The FBI was questioned closely at the hearing as to the system’s capabilities and uses. Several Members expressed concern that under current law, Carnivore might be employed without a showing of “probable cause.” ISP’s represented at the hearing claimed that they already have the capability to provide electronic surveillance and voiced reluctance at having an outside system such as Carnivore “installed” on their network. One ISP, Earthlink, refused the FBI’s request to install the system and they were upheld by a federal judge. (For testimony from the July hearing, please go to: http://www.house.gov/judiciary/con07241.htm. The text of an ACLU press release on the issue is at: http://www.aclu.org/news/2000/n072400a.html and the Center for Democracy and Technology (CDT) Data Privacy page featuring a FBI Schematic of Carnivore is at: http://www.cdt.org/privacy/govaccess/.)
RIP or Regulation of Investigatory Powers
As we hold hearings about our Fourth Amendment Rights and Wiretapping, England is poised to give the Royal nod to a bill granting wide-ranging police powers over the seizure of electronic communications. The bill, entitled, the Regulation of Investigatory Powers or RIP, requires ISP’s to install “black box” surveillance systems, similar to Carnivore, which will send online information to a central government monitoring system. The government will be picking up some of the tab for the cost of installation. ISP’s must also, upon request, provide the government with the plain text of any code used to encrypt information. This provision was softened some, initially the government could request the “key” to any encryption code.
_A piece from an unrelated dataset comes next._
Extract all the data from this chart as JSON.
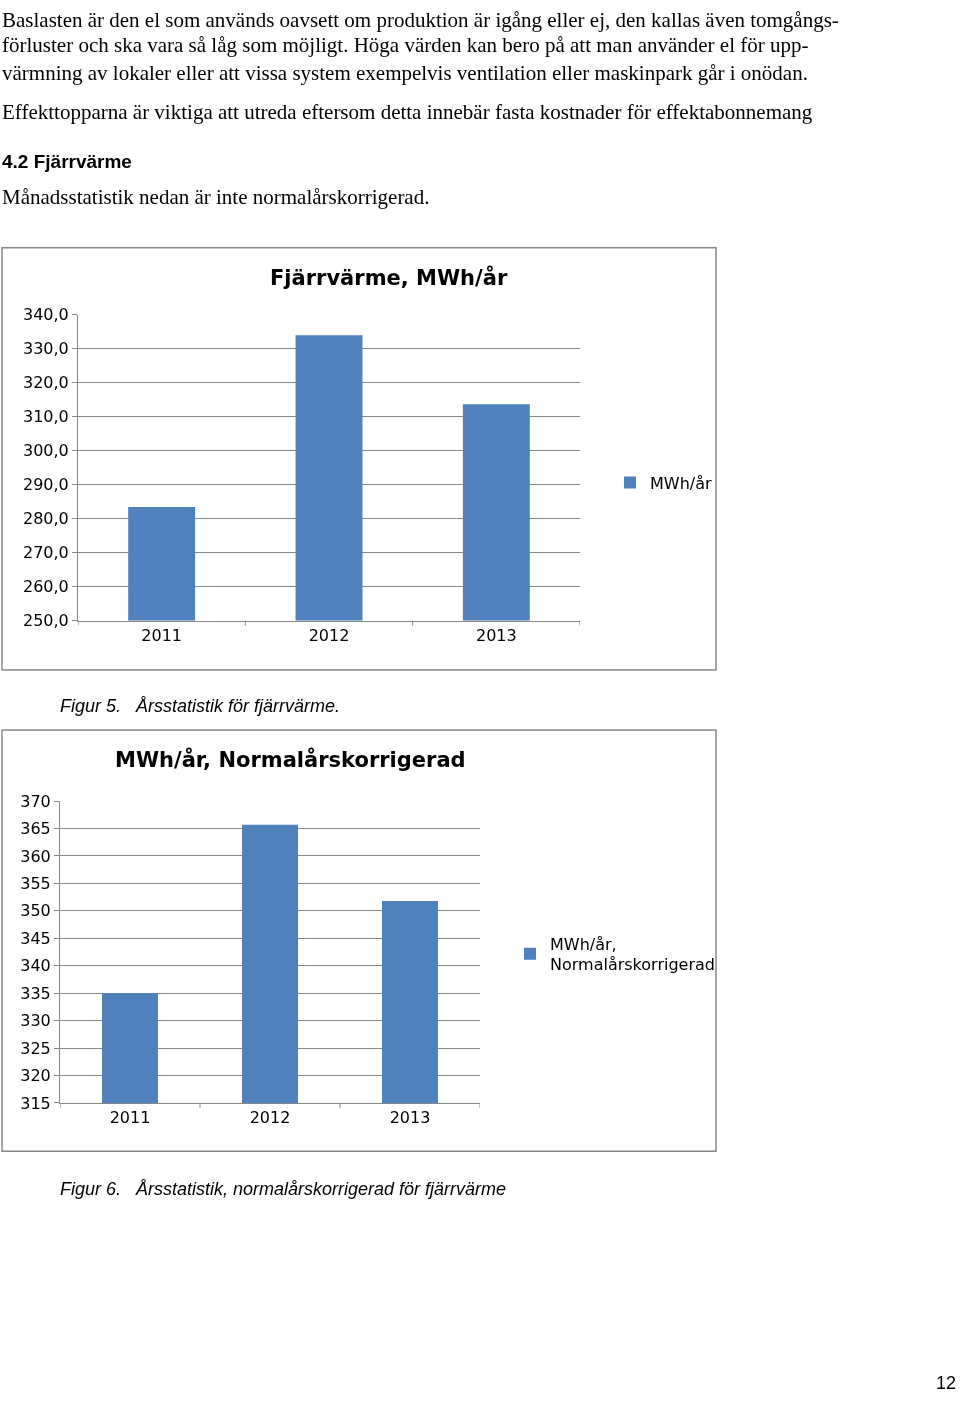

The bill has made its way through the House of Commons and the House of Lords and is now awaiting Royal Assent. (The text of RIP as amended on Report in the House of Lords on July 13, 2000 is at: http://www.publications.parliament.uk/pa/ld199900/ldbills/104/2000104.htm and Lord’s amendments from July 26, 2000 are at: http://www.publications.parliament.uk/pa/cm199900/cmhansrd/cm000726/debtext/00726-32.htm.) (Explanatory notes prepared by the Home Office to be read in conjunction with the RIP bill can be accessed at: http://www.parliament.the-stationery-office.co.uk/pa/ld199900/ldbills/061/en/00061x–.htm.)
A loose coalition of ISP’s, trade unions, privacy groups, newspapers and major corporations oppose the legislation. Not only are there the civil liberties issues, but the cost it imposes on business may drive some companies away and discourage others from considering England as a location. One ISP, PopTel, has announced that it is considering moving offshore to avoid some of the more onerous requirements. (The Foundation for Information Policy or FIPR has a RIP Information Centre featuring articles and the text of the bill which can be accessed at: http://www.fipr.org/rip/index.html. Clara.net, a major ISP, has some of their proposed amendments to RIP posted on their web page at: http://www.clara.net/pressoffice/13600.html and http://www.clara.net/pressoffice/100700_2.html.)
If the Regulation of Investigatory Powers Bill becomes law, which appears to be a certainty, England will be the first democracy to enact such legislation. Here in the United States, concern for the “unfettered” scope of Digital Storm will prompt Congress to act to modernize our electronic surveillance and wiretapping laws. The Administration’s proposal has set the stage for the dialogue between privacy groups, government and industry to begin in earnest. Although this issue is highly sensitive, all those involved understand that our current laws are flawed and a successful resolution will benefit all parties.